Bu saatten sonra iş işten geçmişti biliyordum.

Bir daha ne İno'nun, ne de Sai'nin yüzünü görebileceğimi sanmıyordum.

İçimde bir şeyler kırılmış parçalanmıştı.

Artık geri dönüşü yoktu.

Ama en kötüsü bu duyguyu en son babamın evi terk edişinde yaşamış olduğumdu. Artık bir daha yaşamayacak olduğumu düşünmeme inanamıyordum.

Özellikle de babamın veremediği ilgiyi Sai de bulduğumu düşündüğüme inanamıyordum.

Onun sevgisini olmayan babamın sevgisine duyduğum açlıkla değiştiğim için nefret ediyordum.

Ellerimin tersiyle gözyaşlarımı sildim ve burnumu çektim.

Bu durumun hayatımı etkilemesine izin veremezdim.

3 senedir peşinden it gibi koştuğum işi kapmıştım.

Böyle bir durum beni yıldırmamalıydı.

Düzelecektim.

Telefonumu çıkardım ve İno ile Sai'nin tüm mesajlarını sildim.

Numaralarını hem WhatsApp dan hem de rehberden engelledim.

Evet, artık kısmen de olsa derin bir nefes alabilirdim.

"Ah, siz..."

Arkamdan usulca bir ses geldiğinde irkildim ve aniden arkamı döndüm.

Öğlenden sonra jüri değerlendirmesinde gördüğüm Uzui Tengen'e benzeyen çocuk bana bakıyordu.

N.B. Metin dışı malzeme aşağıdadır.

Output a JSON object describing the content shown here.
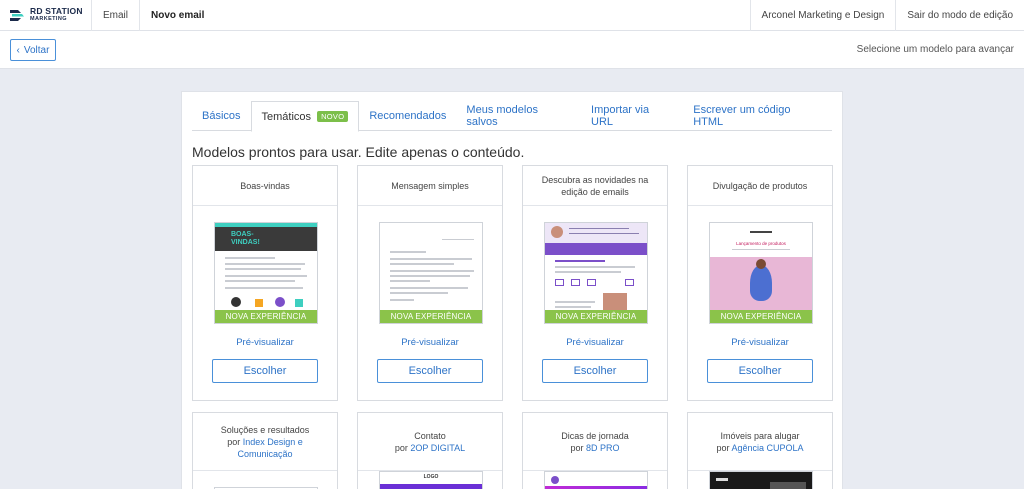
{
  "nav": {
    "logo_line1": "RD STATION",
    "logo_line2": "MARKETING",
    "email": "Email",
    "current": "Novo email",
    "account": "Arconel Marketing e Design",
    "exit": "Sair do modo de edição"
  },
  "subbar": {
    "back_label": "Voltar",
    "hint": "Selecione um modelo para avançar"
  },
  "tabs": [
    {
      "label": "Básicos"
    },
    {
      "label": "Temáticos",
      "badge": "NOVO"
    },
    {
      "label": "Recomendados"
    },
    {
      "label": "Meus modelos salvos"
    },
    {
      "label": "Importar via URL"
    },
    {
      "label": "Escrever um código HTML"
    }
  ],
  "heading": "Modelos prontos para usar. Edite apenas o conteúdo.",
  "cards": [
    {
      "title": "Boas-vindas",
      "banner": "NOVA EXPERIÊNCIA",
      "preview": "Pré-visualizar",
      "choose": "Escolher",
      "thumb_text": "BOAS-VINDAS!"
    },
    {
      "title": "Mensagem simples",
      "banner": "NOVA EXPERIÊNCIA",
      "preview": "Pré-visualizar",
      "choose": "Escolher"
    },
    {
      "title": "Descubra as novidades na edição de emails",
      "banner": "NOVA EXPERIÊNCIA",
      "preview": "Pré-visualizar",
      "choose": "Escolher"
    },
    {
      "title": "Divulgação de produtos",
      "banner": "NOVA EXPERIÊNCIA",
      "preview": "Pré-visualizar",
      "choose": "Escolher",
      "thumb_text": "Lançamento de produtos"
    }
  ],
  "cards_row2": [
    {
      "title": "Soluções e resultados",
      "by": "por",
      "author": "Index Design e Comunicação"
    },
    {
      "title": "Contato",
      "by": "por",
      "author": "2OP DIGITAL",
      "thumb_text": "LOGO"
    },
    {
      "title": "Dicas de jornada",
      "by": "por",
      "author": "8D PRO"
    },
    {
      "title": "Imóveis para alugar",
      "by": "por",
      "author": "Agência CUPOLA"
    }
  ],
  "colors": {
    "accent": "#2d73c7",
    "badge": "#7cbf4a",
    "banner": "#8bc34a",
    "welcome_teal": "#3ecfc0",
    "purple": "#7b4fc9"
  }
}
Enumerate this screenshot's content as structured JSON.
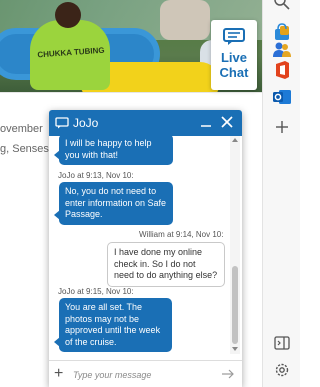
{
  "page": {
    "hero_shirt_text": "CHUKKA TUBING",
    "live_chat_label_1": "Live",
    "live_chat_label_2": "Chat",
    "text_line_1": "ovember",
    "text_line_2": "g, Senses"
  },
  "chat": {
    "title": "JoJo",
    "input_placeholder": "Type your message",
    "messages": [
      {
        "sender": "agent",
        "text": "I will be happy to help you with that!"
      },
      {
        "meta": "JoJo at 9:13, Nov 10:"
      },
      {
        "sender": "agent",
        "text": "No, you do not need to enter information on Safe Passage."
      },
      {
        "meta": "William at 9:14, Nov 10:"
      },
      {
        "sender": "user",
        "text": "I have done my online check in. So I do not need to do anything else?"
      },
      {
        "meta": "JoJo at 9:15, Nov 10:"
      },
      {
        "sender": "agent",
        "text": "You are all set. The photos may not be approved until the week of the cruise."
      }
    ]
  },
  "colors": {
    "accent": "#1a6fb5"
  },
  "sidebar": {
    "icons": [
      "search-icon",
      "bag-icon",
      "people-icon",
      "office-icon",
      "outlook-icon",
      "add-icon",
      "panel-icon",
      "settings-icon"
    ]
  }
}
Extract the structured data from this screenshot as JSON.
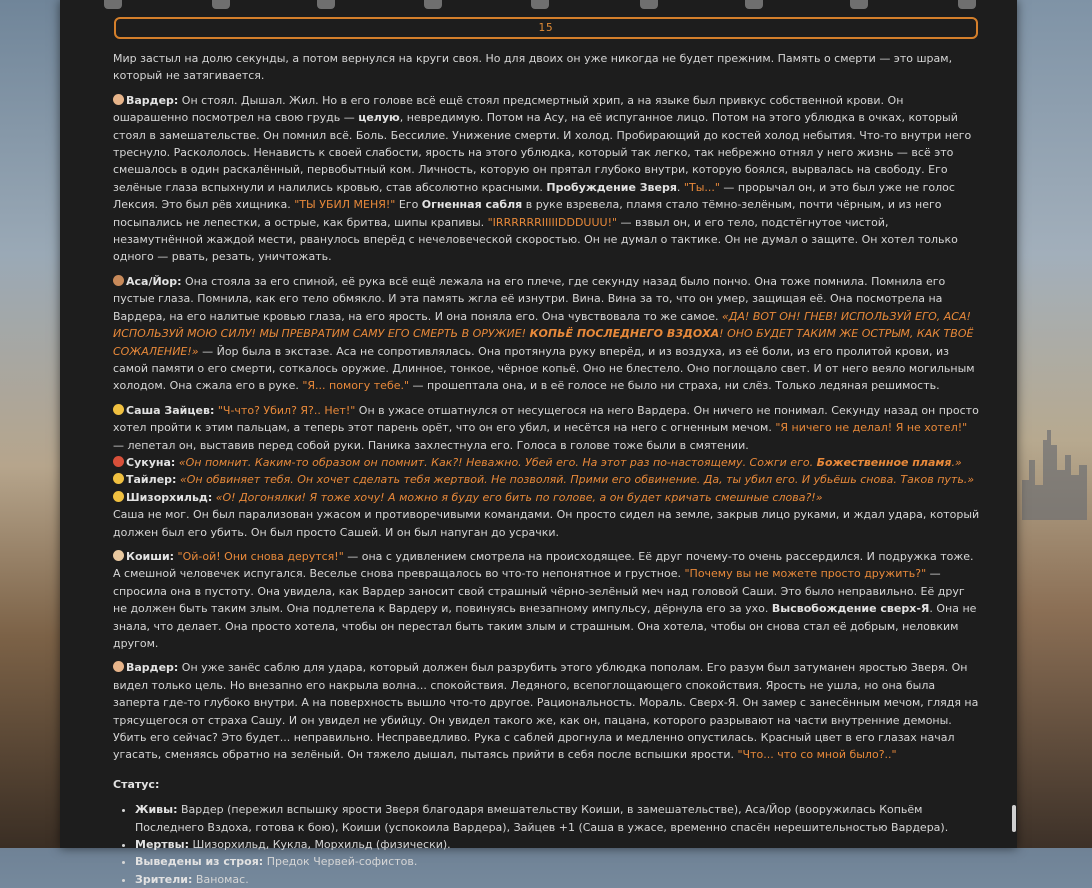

Yüz ifademden korktuğumu düşünmüş olmalı ki özür dilercesine başını eğdi.

"Kusura bakmayın eğer korkut-"

Elimi olumsuzca salladım.

"Ah hayır hayır, şaşırdım sadece."

Bakışlarıyla beni onayladı.

Kaşlarımı çattım, nedense bu çocuk bana tanıdık gibi geliyordu ama Uzui Tengen'e benzeyen birini her şeye rağmen unutmam imkansızdı.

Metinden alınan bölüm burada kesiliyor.